Por um instante olhei para traz

Por um instante olhei para traz…
O ano que passou eu só ganhei um conto
Este ano quero ver se ganho dois
E se não der para comprar castanhas
Vou garantir o meu feijão com arroz
Vamos dar adeus ao ano velho
E cumprimentar o ano novo
Pedindo felicidade e prosperidade para o povo
Boa noite ano velho, bom dia ano novo!

Desde criança lembro-me de cantar esta canção nas viradas de ano que eram feitas lá em casa. Não sei de quem era ou cantava, acho que os Demônios da Garoa, mas meu pai como gostava de música e era possuidor de uma voz belíssima, nos ensinou. Ao som de seu violão formava o mais lindo coral improvisado que já conheci: seus nove filhos e mais os agregados que quisessem, naquele momento de alegria, participar da nossa festa de final de ano.

Nosso repertório era grande, mas esta canção foi uma das marcas que ficou para sempre. Não faltava a tradicional Adeus ano Velho, Adestes Fideles, as de Carnaval e as italianas cantadas pela nossa saudosa Maria Italiana, sempre presente nesta data. Não posso deixar de registrar outra que também marcou nossa infância nesta época, era o Ceuzinho, cantávamos em duas vozes com o grupo das meninas e dos meninos, ficava até que afinado e muito bonito e apesar de ser tudo improvisado a plateia sempre pedia bis.

Depois de comemorarmos em casa era de costume sair nas ruas e levar nossa alegria para as casas dos vizinhos e assim íamos pela madrugada esticando estes saudáveis momentos até o sinal vermelho de meu pai.

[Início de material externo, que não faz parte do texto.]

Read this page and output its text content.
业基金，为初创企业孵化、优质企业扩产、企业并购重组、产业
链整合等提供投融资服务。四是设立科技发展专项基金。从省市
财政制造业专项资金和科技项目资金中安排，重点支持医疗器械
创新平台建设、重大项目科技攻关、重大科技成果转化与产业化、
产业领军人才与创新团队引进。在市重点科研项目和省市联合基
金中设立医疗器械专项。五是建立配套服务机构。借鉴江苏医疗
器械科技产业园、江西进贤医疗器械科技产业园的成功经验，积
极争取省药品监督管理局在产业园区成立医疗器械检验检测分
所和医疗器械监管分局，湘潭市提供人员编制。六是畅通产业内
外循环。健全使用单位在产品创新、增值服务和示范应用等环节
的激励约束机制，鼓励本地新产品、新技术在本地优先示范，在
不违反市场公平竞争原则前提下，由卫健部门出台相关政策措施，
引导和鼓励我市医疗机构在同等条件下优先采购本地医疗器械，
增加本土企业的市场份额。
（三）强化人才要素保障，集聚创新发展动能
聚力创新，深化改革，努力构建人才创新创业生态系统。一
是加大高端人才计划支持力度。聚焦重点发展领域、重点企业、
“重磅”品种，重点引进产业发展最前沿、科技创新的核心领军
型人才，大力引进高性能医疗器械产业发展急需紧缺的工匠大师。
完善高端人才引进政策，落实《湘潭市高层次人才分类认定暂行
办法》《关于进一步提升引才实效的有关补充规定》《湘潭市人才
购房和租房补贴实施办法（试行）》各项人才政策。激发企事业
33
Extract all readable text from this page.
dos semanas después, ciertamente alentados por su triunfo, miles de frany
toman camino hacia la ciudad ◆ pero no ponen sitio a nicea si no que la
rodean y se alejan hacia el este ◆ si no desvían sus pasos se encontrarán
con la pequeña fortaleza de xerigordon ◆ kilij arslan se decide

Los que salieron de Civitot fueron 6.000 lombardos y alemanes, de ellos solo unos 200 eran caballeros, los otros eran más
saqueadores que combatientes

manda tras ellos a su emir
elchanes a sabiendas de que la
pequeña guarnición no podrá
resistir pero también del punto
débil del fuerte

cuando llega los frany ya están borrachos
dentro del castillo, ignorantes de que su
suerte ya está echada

Enquanto éramos crianças e adolescentes a festa de final de ano era assim: musical, alegre, participativa, festiva, saudável e de muitas guloseimas que minha mãe preparava.

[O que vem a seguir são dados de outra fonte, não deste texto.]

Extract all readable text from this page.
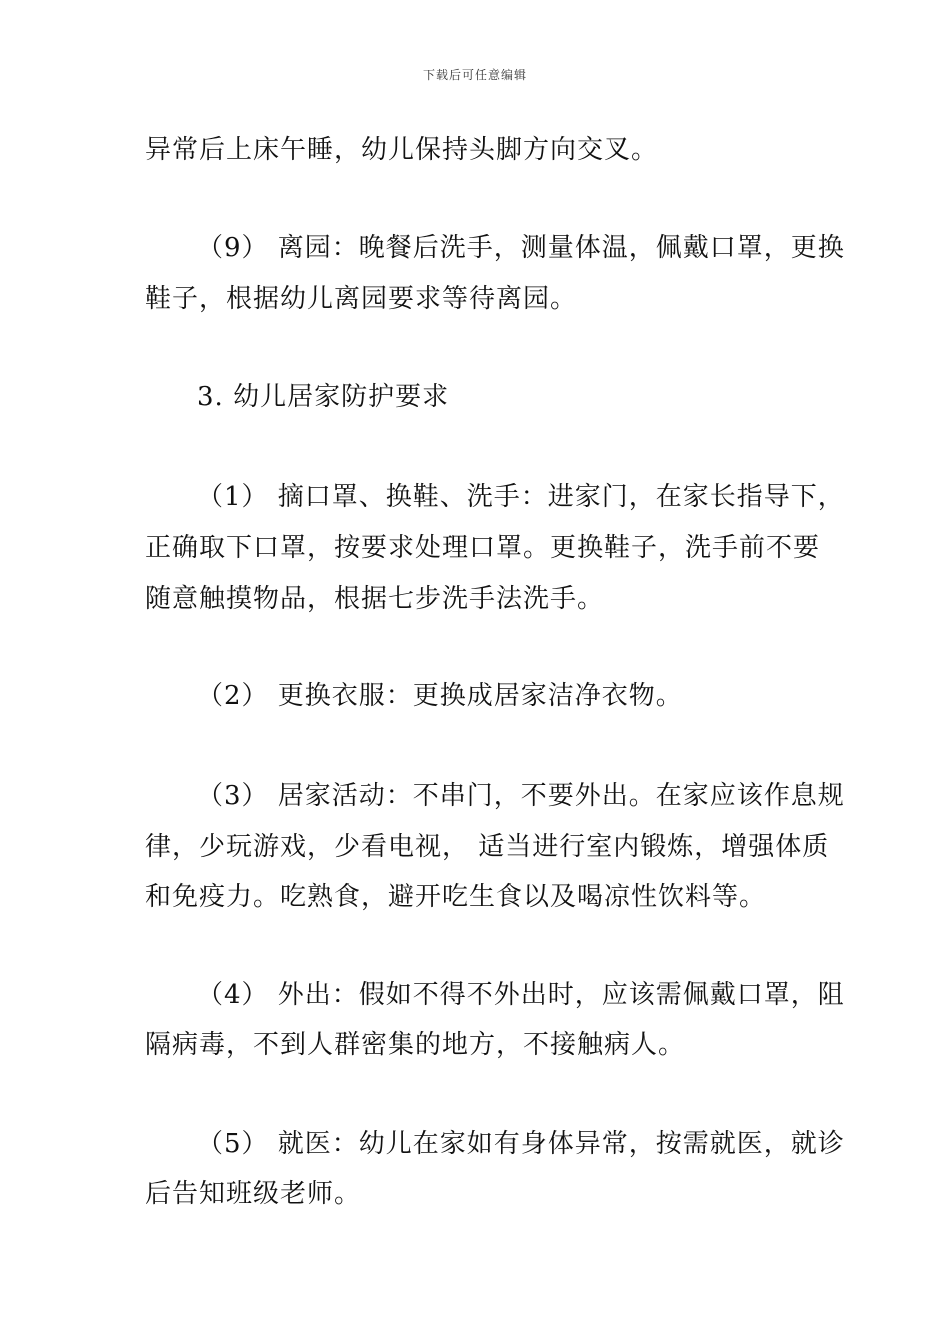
下载后可任意编辑
异常后上床午睡，幼儿保持头脚方向交叉。
（9） 离园：晚餐后洗手，测量体温，佩戴口罩，更换
鞋子，根据幼儿离园要求等待离园。
3. 幼儿居家防护要求
（1） 摘口罩、换鞋、洗手：进家门，在家长指导下，
正确取下口罩，按要求处理口罩。更换鞋子，洗手前不要
随意触摸物品，根据七步洗手法洗手。
（2） 更换衣服：更换成居家洁净衣物。
（3） 居家活动：不串门，不要外出。在家应该作息规
律，少玩游戏，少看电视， 适当进行室内锻炼，增强体质
和免疫力。吃熟食，避开吃生食以及喝凉性饮料等。
（4） 外出：假如不得不外出时，应该需佩戴口罩，阻
隔病毒，不到人群密集的地方，不接触病人。
（5） 就医：幼儿在家如有身体异常，按需就医，就诊
后告知班级老师。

O tempo passou e as mudanças vieram. Muitos casamentos, novos agregados, e com os novos núcleos formados, por muitos anos fizemos a virada na casa de minha irmã Bernadete, que teve um fim com sua mudança para o Rio de Janeiro.

Com as novidades que iam acontecendo ao longo da nossa vida, lembro-me de muitos dos nossos finais de ano na casa de Peruíbe. Quantas vezes nas viradas saíamos com o Sinkler ao violão e pelas ruas do lugarejo levávamos nossas músicas, fazendo com que muitos se juntassem ao nosso grupo que terminava lá na praia, onde fazíamos nossos pedidos para o ano que se iniciava com os tradicionais pulinhos nas ondas do mar.

Hoje, com a formação de terceira geração das famílias, tudo ficou mais disperso e a comemoração da virada tem sido bem diversificada, mas sempre que possível procuro reunir os irmãos e por um instante olhar para traz, e de volta ao passado revivo nosso coral infantil, as andanças pelas ruas na madrugada, nossos brindes e por tantas alegrias espalhadas e compartilhadas. Neste momento em que mais um ano está prestes a começar, convido a todos a um brinde de amor, de amizade e de muita saúde.

Que 2013 venha com muito mais sonhos, mais alegrias e muito mais paz. Feliz Ano Novo!